Cuando Nagao terminó de hablar, Asakawa le dio el mapa de la Tierra Pacífica de Hakone Sur.

—Señale en este mapa dónde sucedió —le pidió Asakawa en tono apremiante.

Nagao tardó unos segundos en entender qué le estaban enseñando, pero en cuanto le dijeron que donde había estado el sanatorio ahora había un restaurante, pareció recuperar el sentido de la orientación.

—Creo que fue aquí —dijo, señalando un punto del mapa.

—No hay duda. Ahí es donde esta la Ciudad de los Chalets —dijo Asakawa, poniéndose de pie—. ¡Vámonos!

Pero Ryuji estaba tranquilo.

—No me vengas con prisas. Todavía tenemos que hacerle algunas preguntas a este viejo asqueroso. Ese síndrome que ha mencionado…

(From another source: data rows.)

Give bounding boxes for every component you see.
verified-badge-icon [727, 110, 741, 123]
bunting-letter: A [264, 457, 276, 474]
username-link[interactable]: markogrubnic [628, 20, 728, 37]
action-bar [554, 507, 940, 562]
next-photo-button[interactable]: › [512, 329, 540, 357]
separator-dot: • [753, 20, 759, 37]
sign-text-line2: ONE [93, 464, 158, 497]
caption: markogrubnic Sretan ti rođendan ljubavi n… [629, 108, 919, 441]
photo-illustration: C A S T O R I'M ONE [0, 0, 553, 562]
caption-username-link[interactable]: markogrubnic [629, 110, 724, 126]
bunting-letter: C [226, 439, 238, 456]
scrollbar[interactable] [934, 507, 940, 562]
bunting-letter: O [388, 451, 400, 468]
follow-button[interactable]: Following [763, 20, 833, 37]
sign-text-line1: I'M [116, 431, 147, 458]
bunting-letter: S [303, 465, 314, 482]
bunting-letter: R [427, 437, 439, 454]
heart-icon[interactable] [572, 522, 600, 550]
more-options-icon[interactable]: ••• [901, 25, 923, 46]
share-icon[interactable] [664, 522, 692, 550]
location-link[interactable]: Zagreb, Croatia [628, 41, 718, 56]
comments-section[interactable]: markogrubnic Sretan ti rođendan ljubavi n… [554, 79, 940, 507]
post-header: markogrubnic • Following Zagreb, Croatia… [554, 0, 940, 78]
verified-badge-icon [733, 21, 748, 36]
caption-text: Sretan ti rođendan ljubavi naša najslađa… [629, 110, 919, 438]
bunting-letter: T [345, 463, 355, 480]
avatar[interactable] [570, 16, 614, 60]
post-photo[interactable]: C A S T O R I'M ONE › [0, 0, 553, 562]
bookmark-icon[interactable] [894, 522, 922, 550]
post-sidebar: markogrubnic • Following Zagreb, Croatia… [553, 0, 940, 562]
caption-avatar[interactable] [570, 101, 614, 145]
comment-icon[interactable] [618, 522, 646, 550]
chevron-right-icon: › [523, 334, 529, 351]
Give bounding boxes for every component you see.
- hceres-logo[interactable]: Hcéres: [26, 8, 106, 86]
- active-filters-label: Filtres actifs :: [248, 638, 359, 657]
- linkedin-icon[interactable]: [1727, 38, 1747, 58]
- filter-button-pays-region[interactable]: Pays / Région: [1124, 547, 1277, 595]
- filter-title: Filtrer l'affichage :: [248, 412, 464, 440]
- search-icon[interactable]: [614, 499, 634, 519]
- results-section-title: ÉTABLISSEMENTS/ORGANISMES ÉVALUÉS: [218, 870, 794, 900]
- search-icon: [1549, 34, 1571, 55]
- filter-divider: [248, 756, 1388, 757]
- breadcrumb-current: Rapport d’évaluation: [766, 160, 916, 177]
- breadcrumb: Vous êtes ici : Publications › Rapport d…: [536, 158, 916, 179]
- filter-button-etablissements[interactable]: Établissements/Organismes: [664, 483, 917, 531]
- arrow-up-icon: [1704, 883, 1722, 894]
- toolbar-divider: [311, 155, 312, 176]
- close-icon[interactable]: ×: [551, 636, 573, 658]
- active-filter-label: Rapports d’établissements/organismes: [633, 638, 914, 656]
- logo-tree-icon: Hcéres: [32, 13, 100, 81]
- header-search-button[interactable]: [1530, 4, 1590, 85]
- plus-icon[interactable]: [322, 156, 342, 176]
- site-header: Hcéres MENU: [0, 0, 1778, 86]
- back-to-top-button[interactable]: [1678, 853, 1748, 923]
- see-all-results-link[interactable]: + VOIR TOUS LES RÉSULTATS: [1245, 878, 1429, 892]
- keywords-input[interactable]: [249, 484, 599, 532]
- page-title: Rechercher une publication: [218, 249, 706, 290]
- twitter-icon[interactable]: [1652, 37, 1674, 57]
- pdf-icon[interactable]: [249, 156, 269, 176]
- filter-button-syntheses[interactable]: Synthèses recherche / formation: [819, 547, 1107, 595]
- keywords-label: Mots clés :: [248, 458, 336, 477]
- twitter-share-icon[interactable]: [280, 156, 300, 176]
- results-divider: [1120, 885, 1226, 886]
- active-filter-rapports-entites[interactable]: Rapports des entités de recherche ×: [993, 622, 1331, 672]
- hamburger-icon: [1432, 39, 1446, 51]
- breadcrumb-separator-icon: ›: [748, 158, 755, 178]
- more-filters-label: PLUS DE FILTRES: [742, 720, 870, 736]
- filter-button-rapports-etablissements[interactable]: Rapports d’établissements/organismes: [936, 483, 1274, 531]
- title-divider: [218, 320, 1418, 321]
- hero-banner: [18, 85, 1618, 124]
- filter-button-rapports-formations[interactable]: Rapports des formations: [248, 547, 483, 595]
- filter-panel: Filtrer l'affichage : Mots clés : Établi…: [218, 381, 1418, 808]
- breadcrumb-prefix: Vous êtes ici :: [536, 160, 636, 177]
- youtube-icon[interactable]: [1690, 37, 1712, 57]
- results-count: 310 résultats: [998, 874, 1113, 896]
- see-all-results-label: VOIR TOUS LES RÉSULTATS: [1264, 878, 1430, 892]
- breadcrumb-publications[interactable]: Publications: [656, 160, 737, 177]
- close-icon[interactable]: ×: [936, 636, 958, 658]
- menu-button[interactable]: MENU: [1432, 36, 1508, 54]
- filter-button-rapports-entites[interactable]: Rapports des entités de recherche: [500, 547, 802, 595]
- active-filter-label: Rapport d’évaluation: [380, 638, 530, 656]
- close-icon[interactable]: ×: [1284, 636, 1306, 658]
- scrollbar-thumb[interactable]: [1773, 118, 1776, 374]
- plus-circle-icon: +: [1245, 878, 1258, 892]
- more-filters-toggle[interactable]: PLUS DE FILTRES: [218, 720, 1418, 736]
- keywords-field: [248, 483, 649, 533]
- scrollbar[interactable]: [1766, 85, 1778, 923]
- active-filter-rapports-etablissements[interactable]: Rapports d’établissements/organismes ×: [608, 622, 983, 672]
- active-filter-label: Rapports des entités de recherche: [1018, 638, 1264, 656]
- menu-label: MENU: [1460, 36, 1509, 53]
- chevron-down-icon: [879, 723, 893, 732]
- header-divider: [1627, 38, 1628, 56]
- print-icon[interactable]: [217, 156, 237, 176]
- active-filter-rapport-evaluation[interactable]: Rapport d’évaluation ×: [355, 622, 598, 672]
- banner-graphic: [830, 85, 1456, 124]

—El síndrome de feminización testicular.

—¿Puede tener hijos una mujer que lo tenga? —Nagao negó con la cabeza.

—No, no puede.

—Una cosa más. Cuando usted violó a Sadako Yamamura, ya había contraído la viruela, ¿no?

Nagao asintió.

—En ese caso, la última persona del Japón que fue infectada por la viruela fue Sadako Yamamura, ¿no?

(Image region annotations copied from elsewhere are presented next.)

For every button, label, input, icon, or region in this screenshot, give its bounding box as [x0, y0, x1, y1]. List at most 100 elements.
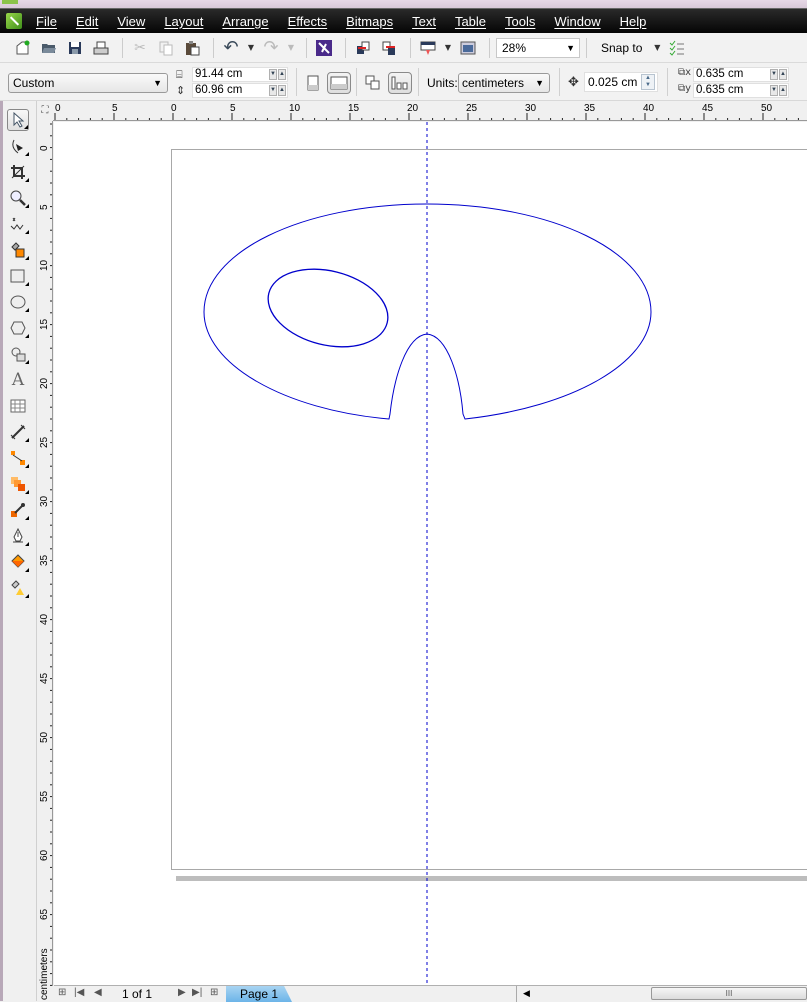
zoom-level-combo[interactable]: 28%▼: [496, 38, 580, 58]
menu-arrange[interactable]: Arrange: [222, 14, 268, 29]
fill-tool[interactable]: [7, 551, 29, 573]
drawing-surface[interactable]: [54, 122, 807, 985]
print-button[interactable]: [90, 37, 112, 59]
snap-to-dropdown-arrow[interactable]: ▼: [652, 43, 662, 52]
previous-page-button[interactable]: ◀: [94, 987, 102, 998]
duplicate-y-field[interactable]: 0.635 cm▼▲: [693, 83, 789, 98]
menu-help[interactable]: Help: [620, 14, 647, 29]
menu-text[interactable]: Text: [412, 14, 436, 29]
import-button[interactable]: [352, 37, 374, 59]
menu-bitmaps[interactable]: Bitmaps: [346, 14, 393, 29]
add-page-before-button[interactable]: ⊞: [58, 987, 66, 998]
first-page-button[interactable]: |◀: [74, 987, 84, 998]
paste-button[interactable]: [181, 37, 203, 59]
text-tool[interactable]: A: [7, 369, 29, 391]
portrait-button[interactable]: [301, 72, 325, 94]
spin-up-icon[interactable]: ▲: [779, 69, 787, 80]
spin-down-icon[interactable]: ▼: [770, 69, 778, 80]
menu-file[interactable]: File: [36, 14, 57, 29]
ruler-origin-button[interactable]: ⛶: [37, 101, 53, 121]
page-border: [172, 150, 807, 870]
duplicate-x-icon: ⧉x: [678, 67, 691, 78]
page-height-spinner[interactable]: ▼▲: [269, 85, 286, 96]
smart-fill-tool[interactable]: [7, 239, 29, 261]
current-page-button[interactable]: [388, 72, 412, 94]
spin-down-icon[interactable]: ▼: [770, 85, 778, 96]
scroll-left-icon[interactable]: ◀: [523, 988, 530, 999]
page-size-preset-select[interactable]: Custom▼: [8, 73, 168, 93]
spin-up-icon[interactable]: ▲: [278, 69, 286, 80]
table-tool[interactable]: [7, 395, 29, 417]
nudge-spinner[interactable]: ▲▼: [641, 74, 655, 90]
freehand-tool[interactable]: [7, 213, 29, 235]
rectangle-tool[interactable]: [7, 265, 29, 287]
crop-tool[interactable]: [7, 161, 29, 183]
page-height-field[interactable]: 60.96 cm▼▲: [192, 83, 288, 98]
open-button[interactable]: [38, 37, 60, 59]
menu-tools[interactable]: Tools: [505, 14, 535, 29]
add-page-after-button[interactable]: ⊞: [210, 987, 218, 998]
blend-tool[interactable]: [7, 473, 29, 495]
welcome-screen-icon: [460, 40, 476, 56]
cut-button[interactable]: ✂: [129, 37, 151, 59]
redo-button[interactable]: ↷: [260, 37, 282, 59]
zoom-tool[interactable]: [7, 187, 29, 209]
menu-edit[interactable]: Edit: [76, 14, 98, 29]
page-tab[interactable]: Page 1: [226, 986, 292, 1002]
shape-tool[interactable]: [7, 135, 29, 157]
save-button[interactable]: [64, 37, 86, 59]
horizontal-ruler[interactable]: 0505101520253035404550: [53, 101, 807, 121]
duplicate-x-field[interactable]: 0.635 cm▼▲: [693, 67, 789, 82]
landscape-icon: [330, 76, 348, 90]
undo-button[interactable]: ↶: [220, 37, 242, 59]
options-button[interactable]: [666, 37, 688, 59]
last-page-button[interactable]: ▶|: [192, 987, 202, 998]
corel-connect-button[interactable]: [313, 37, 335, 59]
menu-view[interactable]: View: [117, 14, 145, 29]
app-launcher-dropdown-arrow[interactable]: ▼: [443, 43, 453, 52]
interactive-fill-tool[interactable]: [7, 577, 29, 599]
title-bar: [0, 0, 807, 8]
duplicate-x-spinner[interactable]: ▼▲: [770, 69, 787, 80]
duplicate-y-spinner[interactable]: ▼▲: [770, 85, 787, 96]
nudge-distance-field[interactable]: 0.025 cm▲▼: [584, 72, 658, 92]
page-width-spinner[interactable]: ▼▲: [269, 69, 286, 80]
coreldraw-app-icon[interactable]: [6, 13, 22, 29]
interactive-fill-icon: [10, 580, 26, 596]
outline-tool[interactable]: [7, 525, 29, 547]
connector-tool[interactable]: [7, 447, 29, 469]
landscape-button[interactable]: [327, 72, 351, 94]
all-pages-button[interactable]: [361, 72, 385, 94]
spin-up-icon[interactable]: ▲: [278, 85, 286, 96]
snap-to-button[interactable]: Snap to: [601, 41, 642, 55]
ellipse-tool[interactable]: [7, 291, 29, 313]
checklist-icon: [669, 40, 685, 56]
pick-tool[interactable]: [7, 109, 29, 131]
new-document-button[interactable]: [12, 37, 34, 59]
export-button[interactable]: [378, 37, 400, 59]
units-select[interactable]: centimeters▼: [458, 73, 550, 93]
spin-down-icon[interactable]: ▼: [269, 85, 277, 96]
spin-up-icon[interactable]: ▲: [779, 85, 787, 96]
menu-effects[interactable]: Effects: [288, 14, 328, 29]
menu-window[interactable]: Window: [554, 14, 600, 29]
horizontal-scrollbar[interactable]: ◀ III: [516, 986, 807, 1002]
welcome-screen-button[interactable]: [457, 37, 479, 59]
toolbar-separator: [213, 38, 214, 58]
page-width-field[interactable]: 91.44 cm▼▲: [192, 67, 288, 82]
spin-down-icon[interactable]: ▼: [269, 69, 277, 80]
menu-layout[interactable]: Layout: [164, 14, 203, 29]
polygon-tool[interactable]: [7, 317, 29, 339]
next-page-button[interactable]: ▶: [178, 987, 186, 998]
copy-button[interactable]: [155, 37, 177, 59]
application-launcher-button[interactable]: [417, 37, 439, 59]
menu-table[interactable]: Table: [455, 14, 486, 29]
undo-dropdown-arrow[interactable]: ▼: [246, 43, 256, 52]
basic-shapes-tool[interactable]: [7, 343, 29, 365]
vertical-ruler[interactable]: 05101520253035404550556065: [37, 121, 53, 986]
redo-dropdown-arrow[interactable]: ▼: [286, 43, 296, 52]
drawing-canvas[interactable]: [54, 122, 807, 985]
dimension-tool[interactable]: [7, 421, 29, 443]
eyedropper-tool[interactable]: [7, 499, 29, 521]
scrollbar-thumb[interactable]: III: [651, 987, 807, 1000]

Estaba claro que justo antes de morir, el virus de la viruela había invadido el cuerpo de Sadako Yamamura. Pero inmediatamente después ella había muerto. Si su huésped fallece, un virus no puede seguir vivo. Nagao no supo responder y bajó la vista, evitado la mirada de Ryuji. Respondió en términos muy vagos.

—¡Eh! ¿Qué estás haciendo? ¡Tenemos que irnos! —Asakawa estaba en la puerta, presionando a Ryuji para que se diera prisa.

—Mierda. Espero que sea usted feliz —dijo Ryuji, golpeando suavemente la punta de la nariz del médico con el índice antes de seguir a Asakawa.